When McGill’s lawyer Doug Mitchell took to the stand, he asked the court to trust the defence.
“Trust the process,” he said. “Trust McGill.”
The majority of the public in the gallery laughed at this request. Kwetiio found the appeal to give McGill a chance baffling.
“We have given them several chances,” she said. “I think they’re behind on their chances. And we don’t rely on chances.”
At one point, Mitchell gestured towards the Mohawk Mothers, saying, “I think it’s telling, judge, that there are only six plaintiffs here.”
He went on to explain that since the Mohawk Council of Kahnawake (MCK) had not disputed the excavation and were not present in court to support the plaintiffs, the Mohawk Mothers’ demands were not reflective of the majority of the Mohawk people’s opinion.
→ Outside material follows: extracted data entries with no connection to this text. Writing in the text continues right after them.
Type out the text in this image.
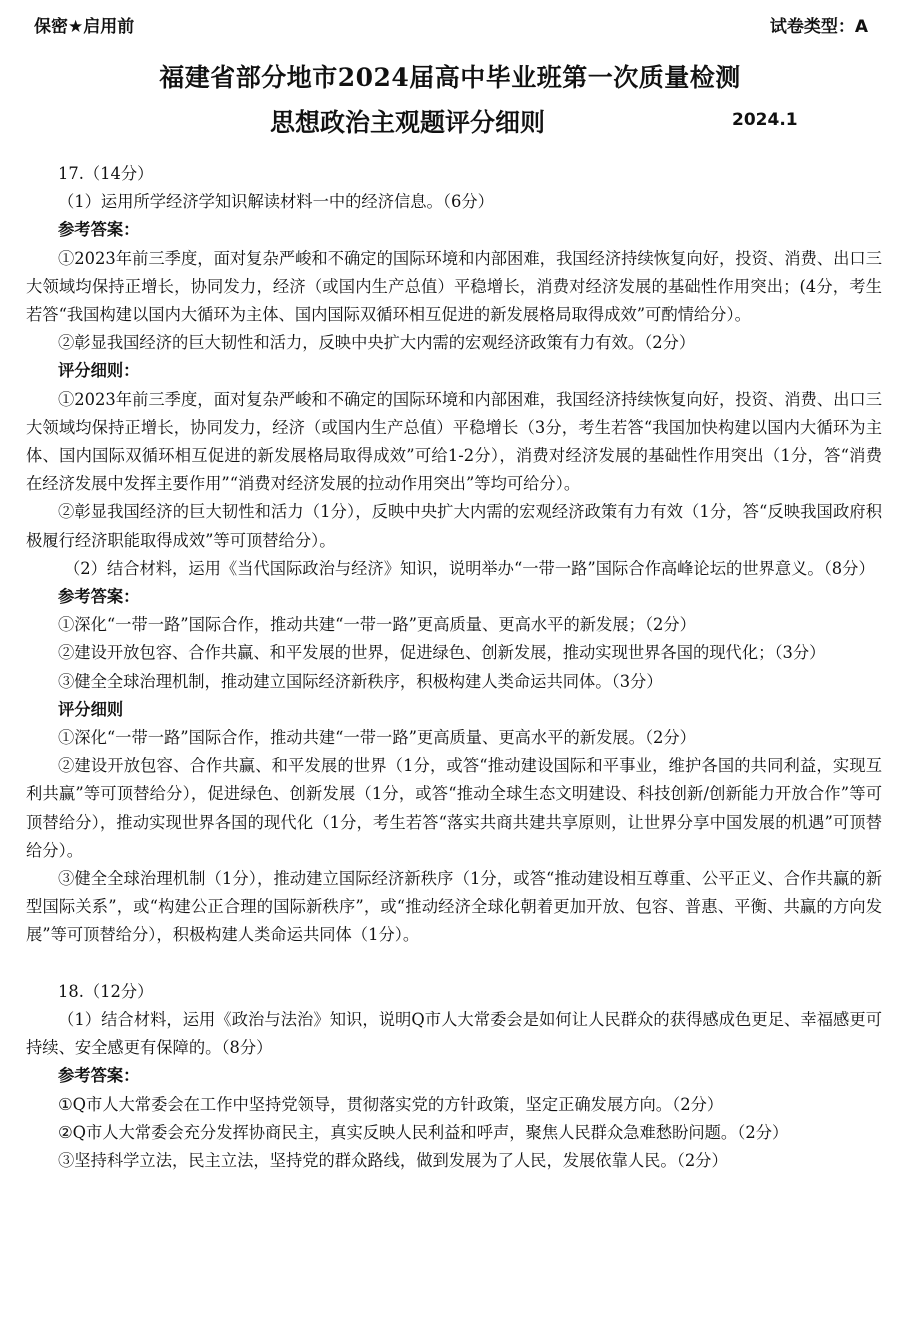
保密★启用前	试卷类型：A
福建省部分地市2024届高中毕业班第一次质量检测
思想政治主观题评分细则	2024.1

17.（14分）

（1）运用所学经济学知识解读材料一中的经济信息。（6分）

参考答案：

①2023年前三季度，面对复杂严峻和不确定的国际环境和内部困难，我国经济持续恢复向好，投资、消费、出口三大领域均保持正增长，协同发力，经济（或国内生产总值）平稳增长，消费对经济发展的基础性作用突出；(4分，考生若答“我国构建以国内大循环为主体、国内国际双循环相互促进的新发展格局取得成效”可酌情给分）。

②彰显我国经济的巨大韧性和活力，反映中央扩大内需的宏观经济政策有力有效。（2分）

评分细则：

①2023年前三季度，面对复杂严峻和不确定的国际环境和内部困难，我国经济持续恢复向好，投资、消费、出口三大领域均保持正增长，协同发力，经济（或国内生产总值）平稳增长（3分，考生若答“我国加快构建以国内大循环为主体、国内国际双循环相互促进的新发展格局取得成效”可给1-2分），消费对经济发展的基础性作用突出（1分，答“消费在经济发展中发挥主要作用”“消费对经济发展的拉动作用突出”等均可给分）。

②彰显我国经济的巨大韧性和活力（1分），反映中央扩大内需的宏观经济政策有力有效（1分，答“反映我国政府积极履行经济职能取得成效”等可顶替给分）。

（2）结合材料，运用《当代国际政治与经济》知识，说明举办“一带一路”国际合作高峰论坛的世界意义。（8分）

参考答案：

①深化“一带一路”国际合作，推动共建“一带一路”更高质量、更高水平的新发展；（2分）

②建设开放包容、合作共赢、和平发展的世界，促进绿色、创新发展，推动实现世界各国的现代化；（3分）

③健全全球治理机制，推动建立国际经济新秩序，积极构建人类命运共同体。（3分）

评分细则

①深化“一带一路”国际合作，推动共建“一带一路”更高质量、更高水平的新发展。（2分）

②建设开放包容、合作共赢、和平发展的世界（1分，或答“推动建设国际和平事业，维护各国的共同利益，实现互利共赢”等可顶替给分），促进绿色、创新发展（1分，或答“推动全球生态文明建设、科技创新/创新能力开放合作”等可顶替给分），推动实现世界各国的现代化（1分，考生若答“落实共商共建共享原则，让世界分享中国发展的机遇”可顶替给分）。

③健全全球治理机制（1分），推动建立国际经济新秩序（1分，或答“推动建设相互尊重、公平正义、合作共赢的新型国际关系”，或“构建公正合理的国际新秩序”，或“推动经济全球化朝着更加开放、包容、普惠、平衡、共赢的方向发展”等可顶替给分），积极构建人类命运共同体（1分）。

18.（12分）

（1）结合材料，运用《政治与法治》知识，说明Q市人大常委会是如何让人民群众的获得感成色更足、幸福感更可持续、安全感更有保障的。（8分）

参考答案：

①Q市人大常委会在工作中坚持党领导，贯彻落实党的方针政策，坚定正确发展方向。（2分）

②Q市人大常委会充分发挥协商民主，真实反映人民利益和呼声，聚焦人民群众急难愁盼问题。（2分）

③坚持科学立法，民主立法，坚持党的群众路线，做到发展为了人民，发展依靠人民。（2分）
He suggested that the MCK’s absence at the case therefore meant that they opposed the Mohawk Mothers’ claims, essentially aligning the Council with the defence in court.
The Mohawk Mothers took issue with this claim.
“Each individual person that’s Onkwehón:we stands in their inherent right on their own,” Kwetiio said after the session.
MCK has expressed wishes to remain neutral since the outset of the Mohawk Mothers’ project.
“We didn’t want to be dragged into this,” said MCK chief Ross Montour. “This is not our project. We are not its proponent. McGill University is. SQI (Société québécoise des infrastructures) is. Nor are we the government of Quebec. Those parties need to defend their project, not the Mohawk Council of Kahnawake.”
Montour explained that he has faced similar issues where media outlets have heavily coloured any statements about the case.
“It shouldn’t be presented out there that we approved the project,” he added. “What’s really distressing about the whole thing is that we tried to stay out of this as much as possible.”
The SQI criticized the “practical consequences” of an injunction preventing the continuation of archeological work on the site.
“If an interlocutory injunction preventing renovation was granted every time any hospital was involved in any type of psychiatric experiment involving Indigenous Peoples, we would have a problem,” a lawyer for the SQI said in court.
On the second day of the hearing, October 27, McGill’s lawyers reported that Arkéos had completed a brief archeological search the previous day, finding nothing of archeological significance and no bodies. However, the Mohawk Mothers did not believe that this invalidates the need for an injunction.
Falconer continues to remind the defence of the lack of precedent in this case.
“There is no law that says, ‘Here’s what one must do when past governments sought to hide the remains of children,’” he said. “I’ve never said this in court before, and I’m embarrassed I’m saying this, but we weren’t made for this. We’re failing.”
Kwetiio directed a final comment to the court. “Planting a shovel in the bones of our ancestors before you respect protocol, or respect us, is unacceptable.”